Reino Unido reúne 40 países para discutir bloqueio do Estreito de Ormuz
O Reino Unido liderou uma cúpula virtual com mais de 40 nações para abordar o bloqueio do Estreito de Ormuz pelo Irã, acusando Teerã de "manter a economia global refém".
Pontos principais
- O Reino Unido acusou o Irã de "manter a economia mundial como refém" devido ao bloqueio do Estreito de Ormuz.
- Mais de 40 países participaram de uma cúpula virtual liderada pelo Reino Unido para discutir a reabertura do Estreito de Ormuz por meios políticos e diplomáticos.
- O Estreito de Ormuz é uma rota de navegação vital, cujo bloqueio tem impactado os preços de petróleo e alimentos globalmente.
- Os Estados Unidos não participaram do encontro, com o presidente Donald Trump afirmando que a segurança da via marítima não é responsabilidade americana e criticando aliados europeus.
- A ministra das Relações Exteriores do Reino Unido, Yvette Cooper, destacou a "força da determinação internacional" para resolver a crise.
O Reino Unido organizou uma cúpula virtual com a participação de mais de 40 países para discutir o bloqueio do Estreito de Ormuz pelo Irã.
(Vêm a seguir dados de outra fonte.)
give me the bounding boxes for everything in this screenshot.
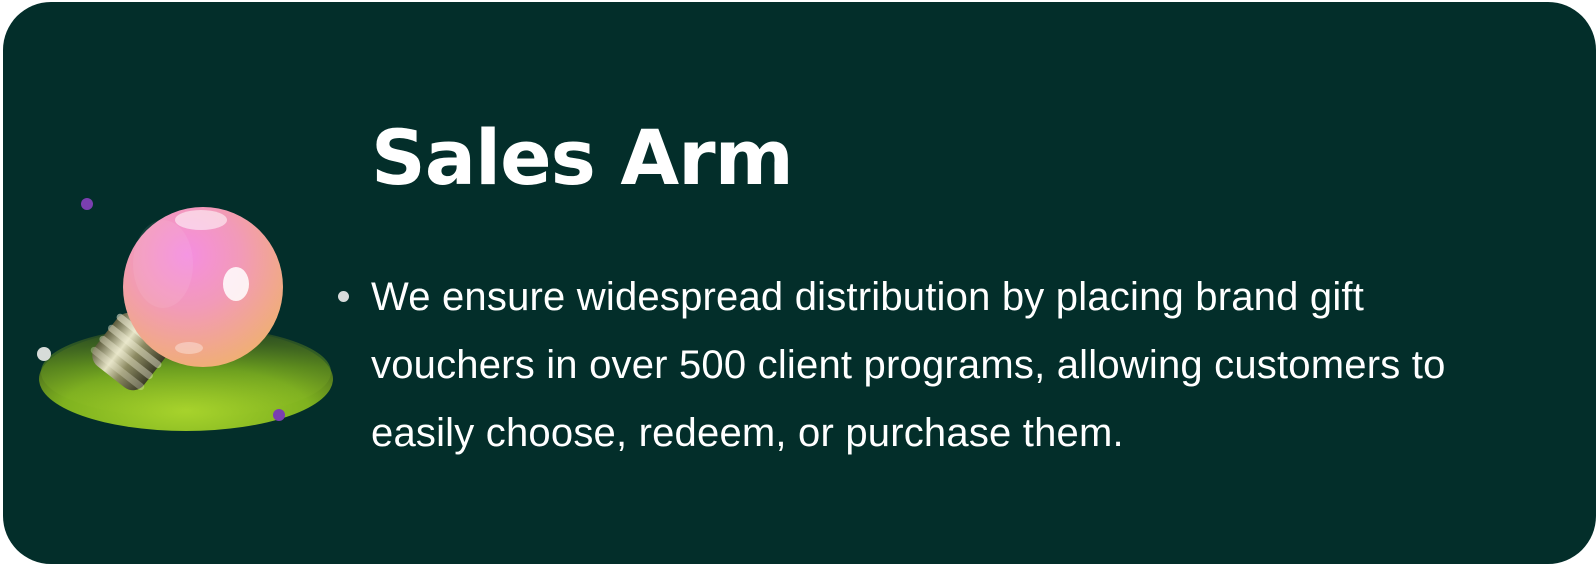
sales-arm-card: Sales Arm We ensure widespread distribut… [3,2,1596,564]
card-title: Sales Arm [371,113,794,202]
bullet-dot-icon [338,291,349,302]
bullet-list: We ensure widespread distribution by pla… [338,263,1501,467]
lightbulb-icon [37,198,333,431]
decor-dot [37,347,51,361]
decor-dot [273,409,285,421]
bullet-item: We ensure widespread distribution by pla… [338,263,1501,467]
bullet-text: We ensure widespread distribution by pla… [371,275,1446,455]
decor-dot [81,198,93,210]
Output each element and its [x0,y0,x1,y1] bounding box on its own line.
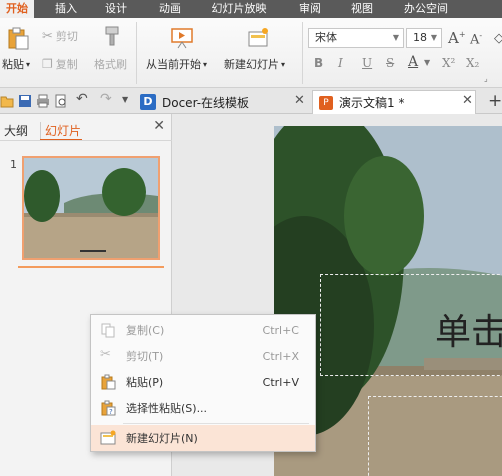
title-placeholder[interactable]: 单击 [320,274,502,376]
menu-tab-review[interactable]: 审阅 [290,0,330,18]
tab-outline[interactable]: 大纲 [4,122,28,139]
menu-separator [123,423,309,424]
bold-button[interactable]: B [314,56,323,70]
font-size-value: 18 [413,31,427,44]
copy-icon [101,323,115,338]
menu-item-label: 新建幻灯片(N) [126,432,198,445]
ribbon: 粘贴 ▾ ✂ 剪切 ❐ 复制 格式刷 从当前开始 ▾ 新建幻灯片 ▾ 宋体 ▼ 18 ▼ A+… [0,18,502,88]
subscript-button[interactable]: X₂ [466,56,479,70]
menu-tab-view[interactable]: 视图 [342,0,382,18]
shrink-font-icon[interactable]: A- [470,31,482,47]
menu-item-shortcut: Ctrl+V [262,375,299,389]
menu-item-shortcut: Ctrl+X [262,349,299,363]
slideshow-from-current-icon[interactable] [170,26,194,50]
cut-icon: ✂ [100,347,111,362]
svg-text:?: ? [109,408,113,416]
grow-font-icon[interactable]: A+ [448,29,466,47]
close-icon[interactable]: ✕ [294,93,305,108]
chevron-down-icon: ▼ [430,33,437,42]
scissors-icon: ✂ [42,28,53,44]
paste-special-icon: ? [101,400,116,416]
copy-button[interactable]: ❐ 复制 [42,56,78,72]
new-slide-icon [100,430,116,445]
chevron-down-icon[interactable]: ▼ [424,58,430,67]
menu-item-label: 剪切(T) [126,350,164,363]
slide-number: 1 [10,158,17,171]
italic-button[interactable]: I [338,56,343,70]
menu-item-new-slide[interactable]: 新建幻灯片(N) [91,425,315,451]
from-current-button[interactable]: 从当前开始 ▾ [146,56,207,72]
menu-item-label: 复制(C) [126,324,165,337]
paste-label: 粘贴 [2,58,24,71]
menu-tab-office-space[interactable]: 办公空间 [396,0,456,18]
print-preview-icon[interactable] [54,94,68,108]
format-painter-icon[interactable] [100,24,124,48]
close-icon[interactable]: ✕ [153,118,165,134]
menu-bar: 开始 插入 设计 动画 幻灯片放映 审阅 视图 办公空间 [0,0,502,18]
menu-item-paste[interactable]: 粘贴(P) Ctrl+V [91,369,315,395]
menu-tab-design[interactable]: 设计 [94,0,138,18]
slide-thumbnail[interactable] [22,156,160,260]
menu-item-paste-special[interactable]: ? 选择性粘贴(S)... [91,395,315,421]
cut-button[interactable]: ✂ 剪切 [42,28,78,44]
superscript-button[interactable]: X² [442,56,455,70]
new-slide-button[interactable]: 新建幻灯片 ▾ [224,56,285,72]
tab-docer-label: Docer-在线模板 [162,95,250,110]
cut-label: 剪切 [55,30,78,43]
undo-icon[interactable]: ↶ [76,91,90,107]
tab-docer[interactable]: D Docer-在线模板 [140,90,310,114]
font-size-select[interactable]: 18 ▼ [406,28,442,48]
menu-item-copy[interactable]: 复制(C) Ctrl+C [91,317,315,343]
new-tab-icon[interactable]: + [488,91,502,111]
presentation-icon: P [319,95,333,110]
menu-item-label: 粘贴(P) [126,376,164,389]
slide-thumbnail-image [24,158,158,258]
context-menu: 复制(C) Ctrl+C ✂ 剪切(T) Ctrl+X 粘贴(P) Ctrl+V… [90,314,316,452]
ribbon-separator [302,22,303,84]
paste-icon [101,374,116,390]
font-dialog-launcher-icon[interactable]: ⌟ [484,74,488,83]
menu-item-cut[interactable]: ✂ 剪切(T) Ctrl+X [91,343,315,369]
tab-presentation-label: 演示文稿1 * [339,96,405,110]
chevron-down-icon: ▼ [392,33,399,42]
print-icon[interactable] [36,94,50,108]
tab-presentation[interactable]: P 演示文稿1 * [312,90,476,114]
copy-icon: ❐ [42,57,53,71]
paste-button[interactable]: 粘贴 ▾ [2,56,30,72]
font-name-select[interactable]: 宋体 ▼ [308,28,404,48]
ribbon-separator [136,22,137,84]
redo-icon[interactable]: ↷ [100,91,114,107]
strikethrough-button[interactable]: S [386,56,394,70]
tab-slides[interactable]: 幻灯片 [40,122,81,139]
new-slide-label: 新建幻灯片 [224,58,279,71]
format-painter-button[interactable]: 格式刷 [94,56,127,72]
from-current-label: 从当前开始 [146,58,201,71]
new-slide-icon[interactable] [246,26,270,50]
font-color-button[interactable]: A [408,54,418,70]
clear-format-icon[interactable]: ◇ [494,31,502,46]
paste-icon[interactable] [6,26,30,50]
tab-bar: ↶ ↷ ▼ D Docer-在线模板 ✕ P 演示文稿1 * ✕ + [0,88,502,114]
title-placeholder-text: 单击 [435,312,502,353]
underline-button[interactable]: U [362,56,372,70]
menu-item-label: 选择性粘贴(S)... [126,402,208,415]
font-name-value: 宋体 [315,31,337,44]
copy-label: 复制 [55,58,78,71]
close-icon[interactable]: ✕ [462,93,473,108]
menu-tab-animation[interactable]: 动画 [148,0,192,18]
menu-tab-home[interactable]: 开始 [0,0,34,18]
menu-tab-slideshow[interactable]: 幻灯片放映 [206,0,272,18]
docer-icon: D [140,94,156,110]
pane-divider [0,140,172,141]
customize-toolbar-icon[interactable]: ▼ [122,95,136,109]
menu-tab-insert[interactable]: 插入 [44,0,88,18]
open-folder-icon[interactable] [0,94,14,108]
menu-item-shortcut: Ctrl+C [262,323,299,337]
subtitle-placeholder[interactable] [368,396,502,476]
insertion-marker [18,266,164,268]
save-icon[interactable] [18,94,32,108]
Durante o encontro, o Reino Unido acusou o Irã de "manter a economia global refém" devido à paralisação do tráfego na importante via marítima, que tem impactado os preços de petróleo e alimentos globalmente. A ministra das Relações Exteriores britânica, Yvette Cooper, enfatizou a determinação internacional em resolver a crise e proteger a navegação, focando em meios políticos e diplomáticos.
Os Estados Unidos, no entanto, não participaram da reunião. O presidente Donald Trump declarou que a segurança do Estreito de Ormuz não é uma responsabilidade americana, criticando os aliados europeus por não apoiarem a guerra e ameaçando retirar os EUA da Otan. Apesar da ausência dos EUA, países como França, Alemanha, Itália, Canadá, Japão e Emirados Árabes Unidos assinaram uma declaração conjunta exigindo que o Irã cesse o bloqueio.